La reconfiguration urbaine mise en place par l’AKP bénéficie de ces interprétations pour légitimer la destruction de force de ces habitations, hébergeant souvent des populations moins nanties et moins à même de pouvoir se défendre (Karaman, 2016; Pérouse 2004), d’autant plus dans les villages conservateurs où l’action collective prend une forme particulière. Bref, afin de mieux définir le symbolisme des espaces, la destruction et la reconstruction sont une des tactiques envisagées, cette restructuration de l’espace permettant en même temps de le bâtir d’une manière où le contrôle comportemental des individus est plus favorable et régi. Pensons par exemple à un espace où la visibilité de ses occupants est maximisée pour assurer qu’aucun comportement prohibé, comme défini par le gouvernement, ne prend place.

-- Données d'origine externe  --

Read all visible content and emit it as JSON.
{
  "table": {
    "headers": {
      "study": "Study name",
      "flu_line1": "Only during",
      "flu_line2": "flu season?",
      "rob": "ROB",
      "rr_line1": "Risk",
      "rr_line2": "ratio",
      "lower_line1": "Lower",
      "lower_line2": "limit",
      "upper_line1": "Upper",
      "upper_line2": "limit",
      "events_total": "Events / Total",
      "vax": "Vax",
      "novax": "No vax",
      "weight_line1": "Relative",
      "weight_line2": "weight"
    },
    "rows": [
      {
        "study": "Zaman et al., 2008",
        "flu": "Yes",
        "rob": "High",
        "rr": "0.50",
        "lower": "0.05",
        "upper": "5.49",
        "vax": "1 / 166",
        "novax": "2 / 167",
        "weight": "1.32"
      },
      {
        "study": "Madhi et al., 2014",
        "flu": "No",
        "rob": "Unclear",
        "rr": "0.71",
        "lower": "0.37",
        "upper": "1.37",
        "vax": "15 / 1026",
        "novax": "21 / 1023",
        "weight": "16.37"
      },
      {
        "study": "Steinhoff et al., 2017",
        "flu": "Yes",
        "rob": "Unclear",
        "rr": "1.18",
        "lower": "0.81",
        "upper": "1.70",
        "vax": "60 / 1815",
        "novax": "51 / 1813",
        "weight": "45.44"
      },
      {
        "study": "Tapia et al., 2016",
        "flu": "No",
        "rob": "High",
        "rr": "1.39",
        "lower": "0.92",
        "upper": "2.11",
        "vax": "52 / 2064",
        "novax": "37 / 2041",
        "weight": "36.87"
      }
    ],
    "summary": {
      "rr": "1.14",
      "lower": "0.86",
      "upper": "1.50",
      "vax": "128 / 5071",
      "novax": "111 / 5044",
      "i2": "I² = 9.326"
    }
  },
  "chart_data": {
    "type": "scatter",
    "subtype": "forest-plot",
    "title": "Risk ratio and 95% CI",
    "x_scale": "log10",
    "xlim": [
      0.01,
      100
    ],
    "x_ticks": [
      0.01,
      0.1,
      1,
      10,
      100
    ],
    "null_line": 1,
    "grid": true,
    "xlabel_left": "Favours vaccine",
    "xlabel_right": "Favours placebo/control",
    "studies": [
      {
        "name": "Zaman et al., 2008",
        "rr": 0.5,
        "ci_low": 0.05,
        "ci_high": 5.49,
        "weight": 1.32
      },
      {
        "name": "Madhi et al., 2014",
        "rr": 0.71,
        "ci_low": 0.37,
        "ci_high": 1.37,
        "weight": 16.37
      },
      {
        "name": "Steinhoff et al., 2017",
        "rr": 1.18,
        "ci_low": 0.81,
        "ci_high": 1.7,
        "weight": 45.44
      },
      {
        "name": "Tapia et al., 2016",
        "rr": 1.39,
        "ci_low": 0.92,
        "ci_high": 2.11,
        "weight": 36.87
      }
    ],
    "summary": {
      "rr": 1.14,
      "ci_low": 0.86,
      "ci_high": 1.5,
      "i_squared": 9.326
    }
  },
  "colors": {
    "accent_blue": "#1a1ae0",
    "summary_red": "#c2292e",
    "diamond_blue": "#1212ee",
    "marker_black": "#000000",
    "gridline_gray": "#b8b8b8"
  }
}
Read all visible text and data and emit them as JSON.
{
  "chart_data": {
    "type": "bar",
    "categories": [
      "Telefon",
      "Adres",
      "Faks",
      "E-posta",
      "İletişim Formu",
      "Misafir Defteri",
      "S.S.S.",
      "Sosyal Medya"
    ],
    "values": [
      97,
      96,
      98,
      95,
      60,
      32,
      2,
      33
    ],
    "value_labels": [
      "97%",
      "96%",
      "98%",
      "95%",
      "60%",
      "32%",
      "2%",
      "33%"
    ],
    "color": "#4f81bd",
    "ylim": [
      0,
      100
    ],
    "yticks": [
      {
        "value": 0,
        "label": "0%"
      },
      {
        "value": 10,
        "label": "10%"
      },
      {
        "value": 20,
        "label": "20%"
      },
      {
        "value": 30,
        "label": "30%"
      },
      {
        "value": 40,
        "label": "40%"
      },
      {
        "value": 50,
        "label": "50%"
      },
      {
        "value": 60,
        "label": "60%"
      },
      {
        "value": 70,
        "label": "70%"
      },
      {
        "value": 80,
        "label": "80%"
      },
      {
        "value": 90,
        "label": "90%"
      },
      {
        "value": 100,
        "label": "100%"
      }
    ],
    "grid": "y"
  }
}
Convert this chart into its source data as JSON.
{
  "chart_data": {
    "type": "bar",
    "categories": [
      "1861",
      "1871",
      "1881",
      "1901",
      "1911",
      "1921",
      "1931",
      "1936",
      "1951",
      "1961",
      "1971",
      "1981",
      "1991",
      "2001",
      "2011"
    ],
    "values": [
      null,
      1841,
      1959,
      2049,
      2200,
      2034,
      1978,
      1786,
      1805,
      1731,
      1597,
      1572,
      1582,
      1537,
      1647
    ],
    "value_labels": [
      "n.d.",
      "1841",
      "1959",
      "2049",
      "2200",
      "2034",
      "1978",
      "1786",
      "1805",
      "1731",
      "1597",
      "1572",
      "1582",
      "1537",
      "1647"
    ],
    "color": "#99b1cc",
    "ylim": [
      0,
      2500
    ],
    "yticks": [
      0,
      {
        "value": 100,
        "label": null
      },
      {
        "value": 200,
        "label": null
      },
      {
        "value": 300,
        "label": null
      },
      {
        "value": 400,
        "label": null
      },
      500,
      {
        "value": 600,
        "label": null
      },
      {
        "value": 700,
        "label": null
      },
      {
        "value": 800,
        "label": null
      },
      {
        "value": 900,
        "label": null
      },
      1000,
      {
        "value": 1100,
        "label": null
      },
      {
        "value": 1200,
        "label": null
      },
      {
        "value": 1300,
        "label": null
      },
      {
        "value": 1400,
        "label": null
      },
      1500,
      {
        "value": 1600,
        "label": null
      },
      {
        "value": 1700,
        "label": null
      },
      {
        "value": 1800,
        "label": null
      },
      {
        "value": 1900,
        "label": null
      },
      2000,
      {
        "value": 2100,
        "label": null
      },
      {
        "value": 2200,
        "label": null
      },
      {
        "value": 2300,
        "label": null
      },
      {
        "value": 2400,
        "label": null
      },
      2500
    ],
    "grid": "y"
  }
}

Le nombre de sièges remporté par l’AKP lors des élections dès les années 2000 lui a permis d’effectuer des changements dans les lois sans nécessairement avoir à faire des concessions, tant auprès des autres partis qu’auprès de la population. Or, plusieurs de ces changements législatifs touchent le domaine urbain, notamment le retrait de clauses qui pourraient restreindre l’agenda néo-libéral et cibler les organismes gouvernementaux comme TOKİ (administration du développement du logement) chargé d’effectuer les projets de développement urbain. Il faut aussi soulever que TOKİ opère depuis 2011 sous le cabinet du premier ministre et est devenu un des joueurs majeurs du développement urbain, possédant par exemple le pouvoir de confisquer des terrains publics (Dogan et Stupar 2017, 283). D’ailleurs, comme vu dans la justification de cas, le système fait en sorte que les membres de l’AKP ne sont pas seulement au parlement, mais dans le système administratif ainsi que dans les municipalités. Ce sont tous des éléments qui permettent au parti de diffuser et d’appliquer un unique discours hégémonique et, dans une ville comme Istanbul où le potentiel de rente urbaine est grand,

d’exercer une pression importante sur les espaces à faibles revenus comme les gecekondu (Türkün 2011, 62).

Chapitre 3: Le musée

Il est maintenant temps de passer à la partie pratique de cette recherche et de concrètement observer si l’idéologie néo-ottomane de l’AKP se manifeste à travers les espaces publics. Comme nous allons le voir, ce musée comporte divers marqueurs identitaires qui réfèrent à des éléments religieux, tant dans sa structure interne que dans sa structure interne. Par contre, l’espace sert aussi à remettre en question le moment fondateur de la nation turque comme promu par les kémalistes et accentue le passé ottoman comme référent historique.

Ce chapitre concernant l’analyse du musée Panorama 1453 s’érige en quatre parties. La première partie concerne l’emplacement géographique avec un accent porté sur l’évolution historique depuis les années 1990 du parc Topkapı Kültür où il est situé. La deuxième partie, plus brève, concerne le bâtiment et ses structures immédiates. La troisième partie sert de brève transition à la dernière partie et concerne la relation entre le visiteur et le musée. Finalement, la dernière et quatrième partie concerne l’intérieur du musée en deux temps: d’abord, les fiches d’informations et ensuite, la fresque, les deux sections du musée étant physiquement séparées lors de la visite, même s’il faut passer par la première partie pour accéder à la fresque panoramique.